On the Heroism of Mortals: 11
Author(s): Allan Cameron (Author)
- Publisher: Vagabond Voices
- Publication Date: 13 July 2012
- Edition: First Edition
- Language: English
- Print length: 192 pages
- ISBN-10: 1908251085
- ISBN-13: 9781908251084
Book Description
This is a collection of eleven short stories whose common theme is the heroism of our flawed lives. It explores the arduousness of people’s lives and covers such diverse subjects as human solidarity, generational change, single parenthood, domestic violence, the tragic complexity of revolution, police brutality, artistic hubris, and the limitations of rationalism. In “The Hat”, a polish Jew on the run in Eastern Europe goes down to a town in search for food and, noticing the large number of German soldiers on patrol, hides himself in a funeral procession.

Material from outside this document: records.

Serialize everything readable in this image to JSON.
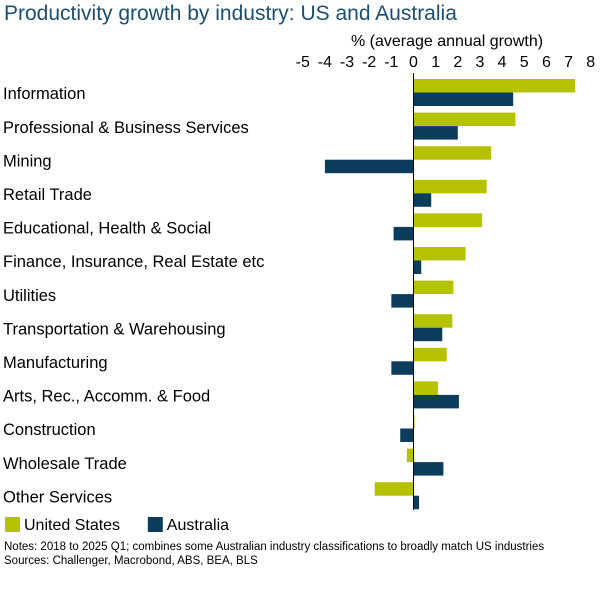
{
  "chart_data": {
    "type": "bar",
    "orientation": "horizontal",
    "title": "Productivity growth by industry: US and Australia",
    "xlabel": "% (average annual growth)",
    "xlim": [
      -5,
      8
    ],
    "xticks": [
      -5,
      -4,
      -3,
      -2,
      -1,
      0,
      1,
      2,
      3,
      4,
      5,
      6,
      7,
      8
    ],
    "grid": false,
    "legend_position": "bottom-left",
    "categories": [
      "Information",
      "Professional & Business Services",
      "Mining",
      "Retail Trade",
      "Educational, Health & Social",
      "Finance, Insurance, Real Estate etc",
      "Utilities",
      "Transportation & Warehousing",
      "Manufacturing",
      "Arts, Rec., Accomm. & Food",
      "Construction",
      "Wholesale Trade",
      "Other Services"
    ],
    "series": [
      {
        "name": "United States",
        "color": "#b5c200",
        "values": [
          7.3,
          4.6,
          3.5,
          3.3,
          3.1,
          2.35,
          1.8,
          1.75,
          1.5,
          1.1,
          0.05,
          -0.3,
          -1.75
        ]
      },
      {
        "name": "Australia",
        "color": "#0d3d5c",
        "values": [
          4.5,
          2.0,
          -4.0,
          0.8,
          -0.9,
          0.35,
          -1.0,
          1.3,
          -1.0,
          2.05,
          -0.6,
          1.35,
          0.25
        ]
      }
    ]
  },
  "notes": "Notes: 2018 to 2025 Q1; combines some Australian industry classifications to broadly match US industries",
  "sources": "Sources: Challenger, Macrobond, ABS, BEA, BLS"
}
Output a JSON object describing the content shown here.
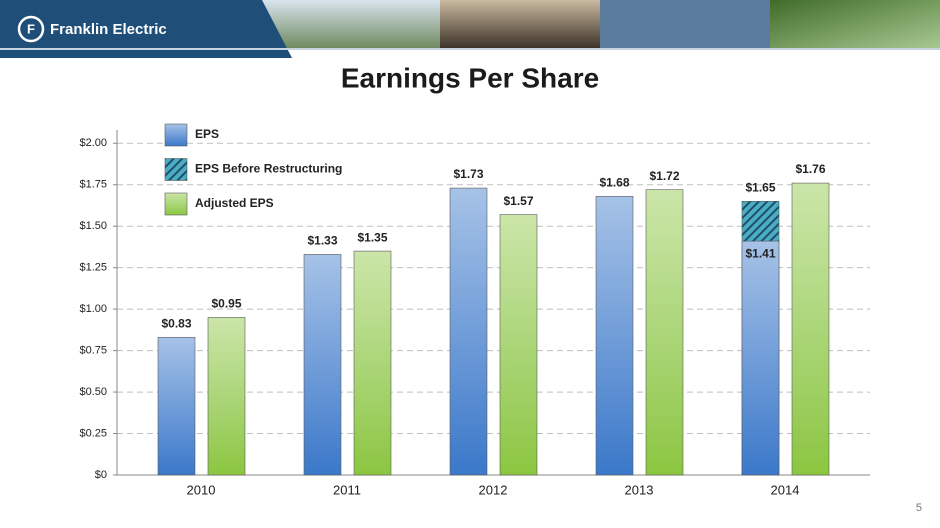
{
  "logo_text": "Franklin Electric",
  "page_number": "5",
  "chart_data": {
    "type": "bar",
    "title": "Earnings Per Share",
    "categories": [
      "2010",
      "2011",
      "2012",
      "2013",
      "2014"
    ],
    "series": [
      {
        "name": "EPS",
        "color": "#3a78c9",
        "fill": "gradient",
        "values": [
          0.83,
          1.33,
          1.73,
          1.68,
          1.41
        ],
        "value_labels": [
          "$0.83",
          "$1.33",
          "$1.73",
          "$1.68",
          "$1.41"
        ]
      },
      {
        "name": "EPS Before Restructuring",
        "color": "#4bacc6",
        "fill": "hatch",
        "values": [
          null,
          null,
          null,
          null,
          1.65
        ],
        "value_labels": [
          null,
          null,
          null,
          null,
          "$1.65"
        ]
      },
      {
        "name": "Adjusted EPS",
        "color": "#8cc63f",
        "fill": "gradient",
        "values": [
          0.95,
          1.35,
          1.57,
          1.72,
          1.76
        ],
        "value_labels": [
          "$0.95",
          "$1.35",
          "$1.57",
          "$1.72",
          "$1.76"
        ]
      }
    ],
    "ylim": [
      0,
      2.08
    ],
    "yticks": [
      {
        "value": 0,
        "label": "$0"
      },
      {
        "value": 0.25,
        "label": "$0.25"
      },
      {
        "value": 0.5,
        "label": "$0.50"
      },
      {
        "value": 0.75,
        "label": "$0.75"
      },
      {
        "value": 1,
        "label": "$1.00"
      },
      {
        "value": 1.25,
        "label": "$1.25"
      },
      {
        "value": 1.5,
        "label": "$1.50"
      },
      {
        "value": 1.75,
        "label": "$1.75"
      },
      {
        "value": 2,
        "label": "$2.00"
      }
    ],
    "grid": true,
    "legend": "upper left"
  }
}
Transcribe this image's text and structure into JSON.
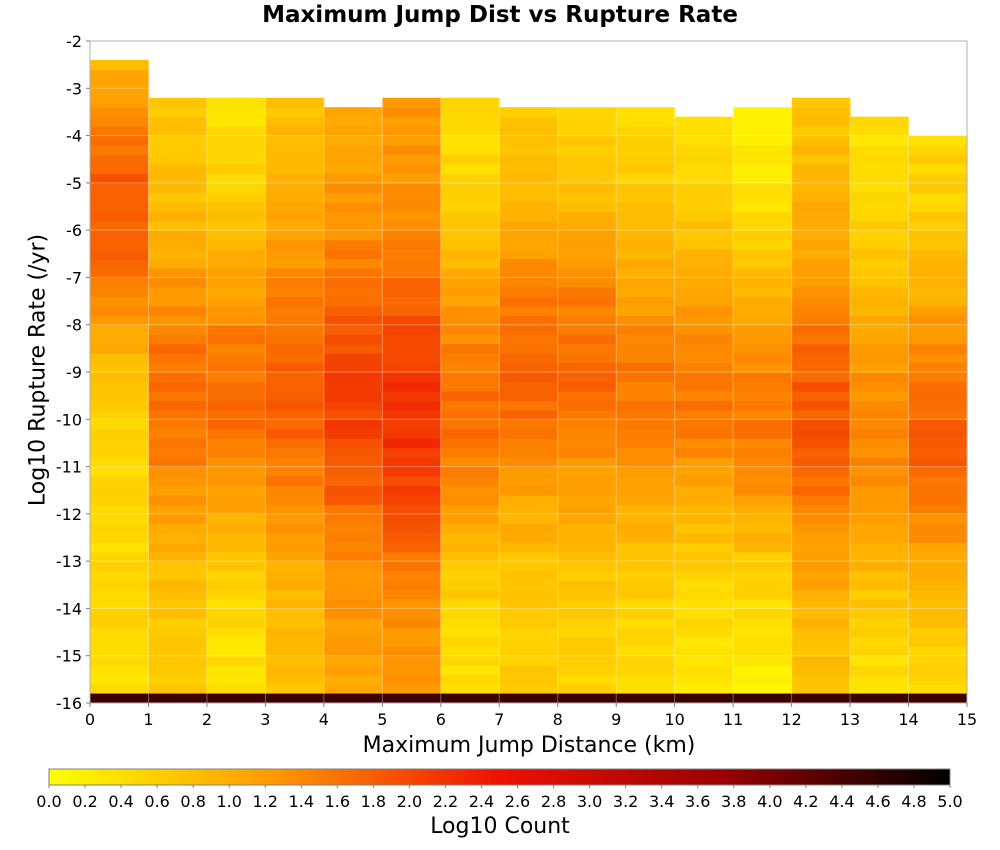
{
  "chart_data": {
    "type": "heatmap",
    "title": "Maximum Jump Dist vs Rupture Rate",
    "xlabel": "Maximum Jump Distance (km)",
    "ylabel": "Log10 Rupture Rate (/yr)",
    "colorbar_label": "Log10 Count",
    "xlim": [
      0,
      15
    ],
    "ylim": [
      -16,
      -2
    ],
    "x_ticks": [
      "0",
      "1",
      "2",
      "3",
      "4",
      "5",
      "6",
      "7",
      "8",
      "9",
      "10",
      "11",
      "12",
      "13",
      "14",
      "15"
    ],
    "y_ticks": [
      "-2",
      "-3",
      "-4",
      "-5",
      "-6",
      "-7",
      "-8",
      "-9",
      "-10",
      "-11",
      "-12",
      "-13",
      "-14",
      "-15",
      "-16"
    ],
    "colorbar_range": [
      0,
      5
    ],
    "colorbar_ticks": [
      "0.0",
      "0.2",
      "0.4",
      "0.6",
      "0.8",
      "1.0",
      "1.2",
      "1.4",
      "1.6",
      "1.8",
      "2.0",
      "2.2",
      "2.4",
      "2.6",
      "2.8",
      "3.0",
      "3.2",
      "3.4",
      "3.6",
      "3.8",
      "4.0",
      "4.2",
      "4.4",
      "4.6",
      "4.8",
      "5.0"
    ],
    "colormap": [
      "#ffff00",
      "#ff9900",
      "#ee1100",
      "#990000",
      "#000000"
    ],
    "x_bin_width": 1,
    "y_bin_height": 0.2,
    "x_bins": [
      0,
      1,
      2,
      3,
      4,
      5,
      6,
      7,
      8,
      9,
      10,
      11,
      12,
      13,
      14
    ],
    "rate_start": [
      -2.6,
      -3.4,
      -3.4,
      -3.4,
      -3.6,
      -3.4,
      -3.4,
      -3.6,
      -3.6,
      -3.6,
      -3.8,
      -3.6,
      -3.4,
      -3.8,
      -4.2
    ],
    "peak_rate": [
      -5.5,
      -9.5,
      -9.5,
      -9.5,
      -9.8,
      -10.0,
      -9.8,
      -9.0,
      -9.0,
      -9.5,
      -9.5,
      -10.0,
      -10.0,
      -10.5,
      -10.5
    ],
    "peak_log_count": [
      1.85,
      1.65,
      1.65,
      1.8,
      2.05,
      2.2,
      1.65,
      1.75,
      1.7,
      1.55,
      1.55,
      1.55,
      1.85,
      1.45,
      1.75
    ],
    "low_log_count": [
      0.45,
      0.6,
      0.35,
      0.75,
      1.1,
      1.2,
      0.35,
      0.6,
      0.55,
      0.45,
      0.3,
      0.2,
      0.75,
      0.35,
      0.45
    ],
    "bottom_row": {
      "y": -15.9,
      "log_count": 4.5,
      "x_range": [
        0,
        15
      ]
    },
    "grid": true,
    "colorbar_position": "bottom"
  }
}
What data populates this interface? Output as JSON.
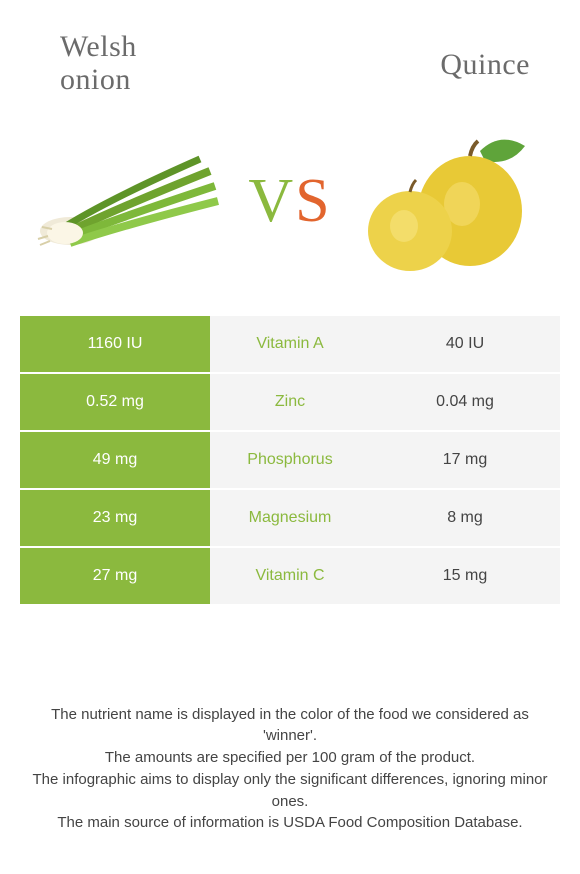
{
  "colors": {
    "left_food": "#8bb93e",
    "right_food": "#e2652e",
    "mid_bg": "#f4f4f4",
    "title_color": "#6b6b6b"
  },
  "left_food": {
    "name_line1": "Welsh",
    "name_line2": "onion"
  },
  "right_food": {
    "name": "Quince"
  },
  "vs": {
    "v": "V",
    "s": "S"
  },
  "rows": [
    {
      "nutrient": "Vitamin A",
      "left": "1160 IU",
      "right": "40 IU",
      "winner": "left"
    },
    {
      "nutrient": "Zinc",
      "left": "0.52 mg",
      "right": "0.04 mg",
      "winner": "left"
    },
    {
      "nutrient": "Phosphorus",
      "left": "49 mg",
      "right": "17 mg",
      "winner": "left"
    },
    {
      "nutrient": "Magnesium",
      "left": "23 mg",
      "right": "8 mg",
      "winner": "left"
    },
    {
      "nutrient": "Vitamin C",
      "left": "27 mg",
      "right": "15 mg",
      "winner": "left"
    }
  ],
  "footer": {
    "line1": "The nutrient name is displayed in the color of the food we considered as 'winner'.",
    "line2": "The amounts are specified per 100 gram of the product.",
    "line3": "The infographic aims to display only the significant differences, ignoring minor ones.",
    "line4": "The main source of information is USDA Food Composition Database."
  }
}
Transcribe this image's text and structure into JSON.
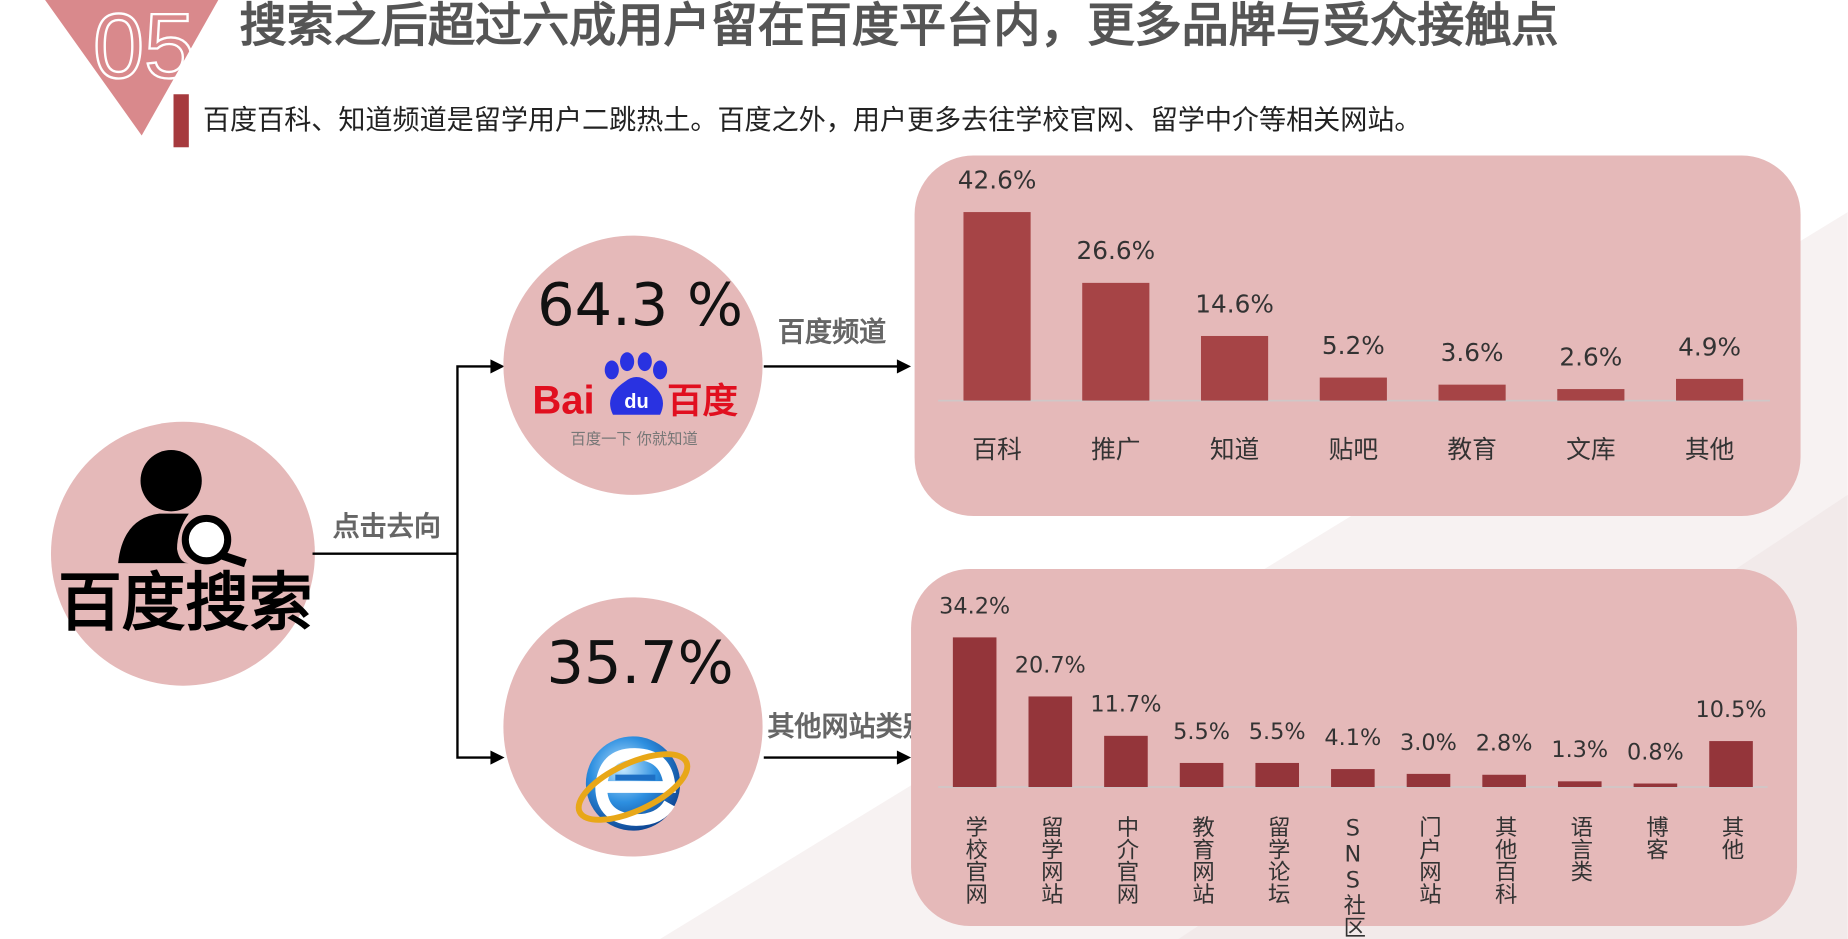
{
  "slide": {
    "number": "05",
    "title": "搜索之后超过六成用户留在百度平台内，更多品牌与受众接触点",
    "subtitle": "百度百科、知道频道是留学用户二跳热土。百度之外，用户更多去往学校官网、留学中介等相关网站。",
    "source_label": "百度搜索",
    "flow_label": "点击去向",
    "branches": [
      {
        "share": "64.3 %",
        "label": "百度频道"
      },
      {
        "share": "35.7%",
        "label": "其他网站类别"
      }
    ],
    "logo": {
      "latin": "Bai",
      "paw": "du",
      "chinese": "百度",
      "slogan": "百度一下  你就知道"
    }
  },
  "chart_data": [
    {
      "type": "bar",
      "color": "#a64446",
      "categories": [
        "百科",
        "推广",
        "知道",
        "贴吧",
        "教育",
        "文库",
        "其他"
      ],
      "values": [
        42.6,
        26.6,
        14.6,
        5.2,
        3.6,
        2.6,
        4.9
      ],
      "value_labels": [
        "42.6%",
        "26.6%",
        "14.6%",
        "5.2%",
        "3.6%",
        "2.6%",
        "4.9%"
      ]
    },
    {
      "type": "bar",
      "color": "#94353a",
      "categories": [
        "学校官网",
        "留学网站",
        "中介官网",
        "教育网站",
        "留学论坛",
        "SNS社区",
        "门户网站",
        "其他百科",
        "语言类",
        "博客",
        "其他"
      ],
      "values": [
        34.2,
        20.7,
        11.7,
        5.5,
        5.5,
        4.1,
        3.0,
        2.8,
        1.3,
        0.8,
        10.5
      ],
      "value_labels": [
        "34.2%",
        "20.7%",
        "11.7%",
        "5.5%",
        "5.5%",
        "4.1%",
        "3.0%",
        "2.8%",
        "1.3%",
        "0.8%",
        "10.5%"
      ]
    }
  ]
}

But he stands out as the only mourner without a hat. As he walks along, another man places his hat on the fugitive’s head: an example of man’s humanity to man. In “Living with the Polish Count”, the young Soviet Republic struggles to keep foreign and reactionary forces at bay and in so doing loses the morality that initially inspired them. In “The Selfish Geneticist”, lunch in a smart restaurant exposes the rift between two academics, both dogmatic and contemptuous of others, but one more strictly rational and the other more influenced by his human emotions.
Editorial Reviews
Review
‘Perhaps human acts are never pure, and always the product of varied and sometimes contradictory impulses,’ muses a political commissar in the Red Army as the consequences and, yes, contradictions of revolution unfold around him. In this collection of short stories, Allan Cameron focuses on the clash of ideas and perspectives, from the domestic to the world-changing. … Sometimes the views are so extreme that they are held by a minority of one, like the man who poses as a statue in Glasgow city centre but, far from being a simple street performer, believes he’s the harbinger of a new age. We could more or less agree he’s insane, but what about the narrator of the opening story, who presents himself as the author of the book we’re about to read? He’s an outsider, but mad? Where do we draw the line between mere difference of opinion and complete detachment from reality? On the Heroism of Mortals is buzzing with questions like these, a stimulating, restlessly intelligent collection. –The Herald
About the Author
Allan Cameron was born in 1952 and grew up in Nigeria and Bangladesh. He has written two novels, The Golden Menagerie (Luath Press, 2004), partly based on Apuleius’ The Golden Ass but also a polemic against it, and The Berlusconi Bonus, a political satire principally directed at Western consumerism, the policies of Bush and Blair, and Fukuyama’s now disowned victory song of American capitalism. His non-fiction work, In Praise of the Garrulous, is an examination of the essentiality of language to human nature. The first of two collection of short stories, Can the Gods Cry?, was published in 2011, and this volume is its companion. He does not speak the truth to power, as power never listens or only listens to other power, but he does continue to write the truth about power, as he sees it, and to demonstrate his admiration for the powerless and their prodigious resilience.